# Lüfter beim Laptop kaputt



## sapebau (16. April 2004)

Hallo!
Mir ist mein Lüfter bei meinem Laptop (Marke Waibel 6020) kaputt gegangen. Ich versuche nun verzweifelst einen zu bekommen - nur ich find nicht einmal ein Firma die so etwas anbietet. Hat jemand zufällig eine Ahnung Danke!


----------



## f.k. deleted (16. April 2004)

HI

Das Problem ist das die Notebooks alle andere Lüfter eingebaut haben.
Je nach Model und Herrsteller variiren auch die Lüfter.

Du kannst nur beim Support vom Herrsteller anrufen und fragen ob die dir einen zu schicken können. (Wenn das Gerät keine Garantie mehr hat kostet der aber was

Ansonsten ausbauen und im Media Markr oder so einen Ramschladen nur den Ventilator suchen und selber austauschen.

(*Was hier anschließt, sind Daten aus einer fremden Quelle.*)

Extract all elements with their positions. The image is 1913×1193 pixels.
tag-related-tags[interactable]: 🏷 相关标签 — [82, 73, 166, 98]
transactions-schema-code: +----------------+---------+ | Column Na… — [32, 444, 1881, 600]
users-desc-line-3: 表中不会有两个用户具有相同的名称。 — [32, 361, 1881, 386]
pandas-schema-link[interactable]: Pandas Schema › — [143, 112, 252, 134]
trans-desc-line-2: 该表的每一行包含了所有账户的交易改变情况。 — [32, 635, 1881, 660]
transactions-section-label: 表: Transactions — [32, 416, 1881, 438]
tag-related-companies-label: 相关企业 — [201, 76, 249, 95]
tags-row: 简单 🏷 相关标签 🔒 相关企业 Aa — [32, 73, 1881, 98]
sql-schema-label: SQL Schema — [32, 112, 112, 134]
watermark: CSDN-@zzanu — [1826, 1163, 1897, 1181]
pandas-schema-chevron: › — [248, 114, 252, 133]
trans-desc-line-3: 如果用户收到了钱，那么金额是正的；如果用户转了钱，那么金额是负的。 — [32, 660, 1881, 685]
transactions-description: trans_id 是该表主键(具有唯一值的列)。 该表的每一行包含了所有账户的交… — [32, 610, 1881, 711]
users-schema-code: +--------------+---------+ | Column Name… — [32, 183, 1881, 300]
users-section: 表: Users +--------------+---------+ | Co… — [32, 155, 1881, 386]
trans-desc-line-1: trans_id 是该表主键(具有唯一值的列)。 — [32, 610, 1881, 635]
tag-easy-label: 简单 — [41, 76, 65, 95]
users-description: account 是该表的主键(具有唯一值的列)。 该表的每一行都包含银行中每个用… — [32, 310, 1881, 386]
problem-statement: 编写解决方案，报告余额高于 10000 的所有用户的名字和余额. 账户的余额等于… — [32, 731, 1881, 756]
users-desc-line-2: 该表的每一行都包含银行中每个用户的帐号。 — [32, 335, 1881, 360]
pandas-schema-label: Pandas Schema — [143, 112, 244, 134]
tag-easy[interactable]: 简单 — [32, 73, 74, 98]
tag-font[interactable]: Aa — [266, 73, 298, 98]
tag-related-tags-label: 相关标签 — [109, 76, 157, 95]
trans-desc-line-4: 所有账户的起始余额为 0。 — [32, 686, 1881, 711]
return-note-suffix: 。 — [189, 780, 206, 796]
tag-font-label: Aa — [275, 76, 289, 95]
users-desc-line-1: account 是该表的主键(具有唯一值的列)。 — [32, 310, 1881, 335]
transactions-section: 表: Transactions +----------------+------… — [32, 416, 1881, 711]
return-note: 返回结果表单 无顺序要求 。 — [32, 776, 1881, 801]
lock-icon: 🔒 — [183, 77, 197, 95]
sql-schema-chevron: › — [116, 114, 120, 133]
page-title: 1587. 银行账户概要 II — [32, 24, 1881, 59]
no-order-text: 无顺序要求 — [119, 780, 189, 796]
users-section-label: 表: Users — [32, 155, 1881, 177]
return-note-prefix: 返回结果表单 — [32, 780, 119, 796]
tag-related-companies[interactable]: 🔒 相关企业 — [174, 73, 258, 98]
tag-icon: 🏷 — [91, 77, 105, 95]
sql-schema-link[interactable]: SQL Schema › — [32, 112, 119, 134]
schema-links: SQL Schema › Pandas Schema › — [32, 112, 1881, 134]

Das ist normalerweise kein Problem, wenn man weiß wie das geht 

Gruss Florian


----------



## fluessig (17. April 2004)

Da mir mein Lüfter auch zu laut geworden ist bin ich auch schon seit einiger Zeit auf der Suche. Tatsächlich hat die chip in ihrer Ausgae 5/2004 einen Ventilator für 35 Euro vorgestellt, den es angeblich auf http://www.reichelt.de geben soll. Gefunden hab ich nicht (Bezeichnung Sunon Quirl).
Der soll noch dazu sehr schön leise sein. Jetzt mach ich mich auf die Suche in örtlichen Elektronik geschäften, da gibt's immer wieder mal eine große Auswahl an Lüftern, vielleicht passt ja mal einer (man tauscht nur den aktiven Teil aus, der Notebookspezifische Passivkühlkörper bleibt, darum passt der Lüfter in viele verschiedene Notebooks - unter anderem in mein Gericom).
Wenn ich morgen was finde sag ich bescheid.


----------